Bu ilerlemeler ile birlikte, teleskop evreni anlamamız ve kavramamız için bir keşif ötesi bir buluş olmuştur. Bu, kozmosun anlaşılması için merak duyan çağdaşı olan ve sonra gelecek olan tüm bilim insanı insanların gözlemlerini geliştirmeleri için lokomotif olacaktı. 17. Yüzyılın başlarında daha birçok yeni bilim insanı teleskoplarını alıp gökyüzüne doğrulttu. Galileo başarılı bir öncü olarak bu evreni anlama isteği için sonraki nesiller için iyi bir örnek olmuştur. Galileo, yaşadığı dönemde gözlemlerin önemini çağdaşlarından çok daha kolay anladı. Mesela Galileo’dan önce Güneş için mükemmel bir küre diye bir tabir kullanılırdı, pürüzsüz oldu ve sabit olduğu düşünülürdü. Galileo güneş üzerindeki lekeleri takip ederek, güneşin aslında döndüğünü ve pürüzsüz olmadığını ilk fark eden kişidir.

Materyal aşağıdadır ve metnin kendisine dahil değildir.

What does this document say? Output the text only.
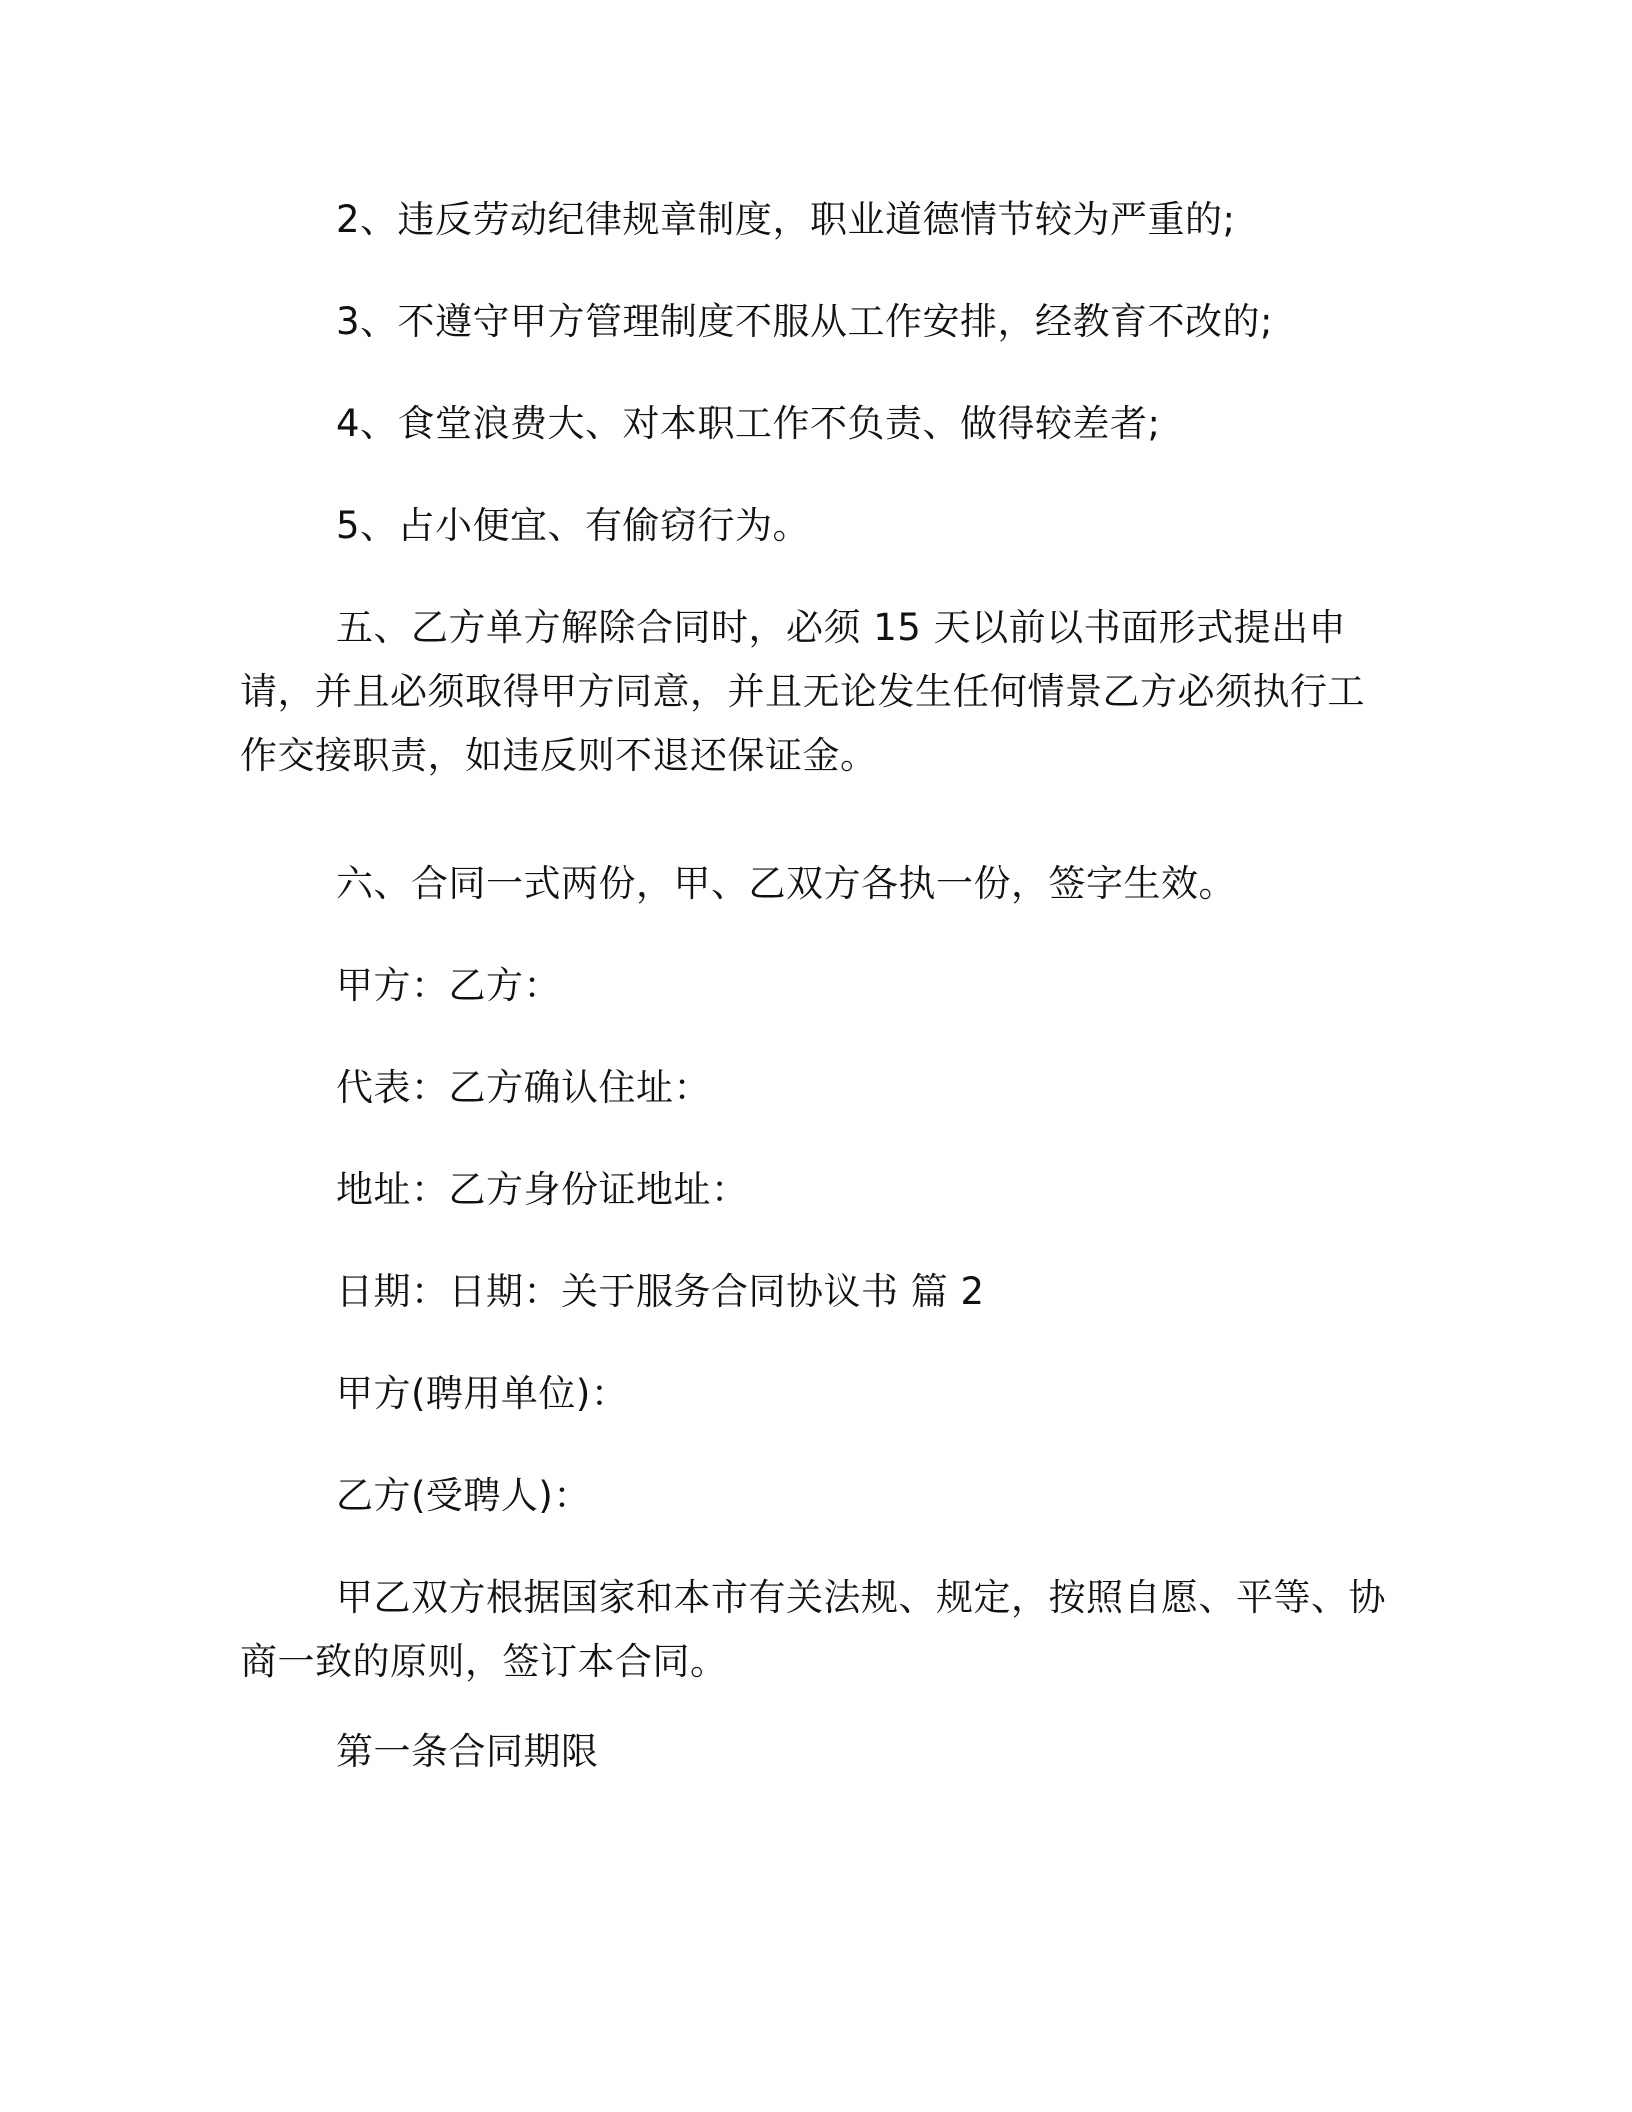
2、违反劳动纪律规章制度，职业道德情节较为严重的;

3、不遵守甲方管理制度不服从工作安排，经教育不改的;

4、食堂浪费大、对本职工作不负责、做得较差者;

5、占小便宜、有偷窃行为。

五、乙方单方解除合同时，必须 15 天以前以书面形式提出申请，并且必须取得甲方同意，并且无论发生任何情景乙方必须执行工作交接职责，如违反则不退还保证金。

六、合同一式两份，甲、乙双方各执一份，签字生效。

甲方：乙方：

代表：乙方确认住址：

地址：乙方身份证地址：

日期：日期：关于服务合同协议书 篇 2

甲方(聘用单位)：

乙方(受聘人)：

甲乙双方根据国家和本市有关法规、规定，按照自愿、平等、协商一致的原则，签订本合同。

第一条合同期限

Yine Galileo, Ay’ın yüzeyinde kraterler olduğunu yani onunda pürüzsüz olmadığını fark eden ve bunu söyleyen ilk kişidir. Ay’ın mükemmel bir küre olmadığı artık bilinmiş oldu. Yıldızlar, Ay, Jüpiter, Güneş ve Venüs gezegeninin evreleri hakkındaki gözlemleri ve yorumları, bizlerin kozmos anlayışını baştan sona değiştirmiş ve geliştirmiştir. Jüpiter’inde tıpkı dünya gibi uyduya hatta uydulara sahip olduğunu ilk söyleyende o olmuştur, tüm bu keşifleri Galileo ile ilgili makalemizde ayrıntılı olarak paylaşmak daha faydalı olacaktır.

Kepler ve Teleskop

Johannes Kepler ismi en az Galileo kadar gökleri keşfetme arzusu barındıran kâşif ve bilim insanı için kronolojik bir önem taşımaktadır. Galileo’nun aynı zamanda çağdaşı olan Kepler, uzayı tanımak ve anlamak isteyen herkes için çok kıymetli araştırmalarda bulunmuştur. Astronomiye kazandırdığı Kepler tipi kırılma teleskopu, halen kullanılmakta olan teleskopların ilkel modelini temsil etmektedir. İki dışbükey mercek kullanımı ile bir teleskopik cihazın yapılabileceğini, ancak elde edilen görüntünün baş aşağı olacağını söylemişti. Kepler bu yeni tasarımın avantajlı olduğunu, daha geniş görüş alanı sağladığını da söylemişti. Alman matematikçi Christoph Scheiner, güneş üzerinde keşfedilen lekeler çok ilgilenen bir gök meraklısıydı. Güneş lekeleriyle ilgili çalışması için Scheiner, dışbükey merceklere sahip büyük teleskoplarla birçok deneyler yaptı. Bir nesneye doğrudan teleskop ile baktığında görüntünün ters çevrildiğini fark etti. Kepler’in tahmin ettiği gibi, bir Galile teleskopundan daha parlak ve görüş alanı çok daha genişti. Astronomik gözlemler için ters bir görüntü sorun olmadığı için, “astronomik teleskop” olarak bilinen şeyin avantajları, çok sonraları, 17. yüzyılın ortalarında bilim camiasında genel kabul görecekti. Kepler tarafından ilke defa söylenen daha sonra Scheiner tarafından savunulan astronomik teleskopun bazı dezavantajları da vardı. Renk sapmaları, geometrik bozulma, yanlış renk sunumu, türünde hatalar doğru sonuca ulaşmada zorluklar çıkarıyordu. İlerleyen birkaç on yılda mercek taşlama ve cilalamada gelişen teknolojilerle birlikte çok daha kaliteli mercek ve lens teleskopların doğruluğuna katkıda bulunmuş oldu.

Teleskop büyüyor

17.yüzyılın ortalarında teleskop 15 fit hatta 20 fit uzunluğuna ulaşmış ve nesneleri yaklaşık yüz kat büyüklükte gösterebilecek seviyelere ulaşmıştı. 1656’da Hollandalı bir matematikçi ve astronom olan Christiaan Huygens ve kardeşi Constantine Huygens tarafından yapılmış olan teleskop 23 fit (7 metreden biraz uzun) uzunluğundaydı. Bu uzunluk ve nesneleri görüntüle bileyeceği alan o dönem için muazzamdı. Christiaan Huygens’ in teleskobuyla görüntüleyebildiği en muhteşem nesne Orion Bulutsusu* olacaktı. Huygens daha sonra bu deneyimi hakkında şöyle diyecekti.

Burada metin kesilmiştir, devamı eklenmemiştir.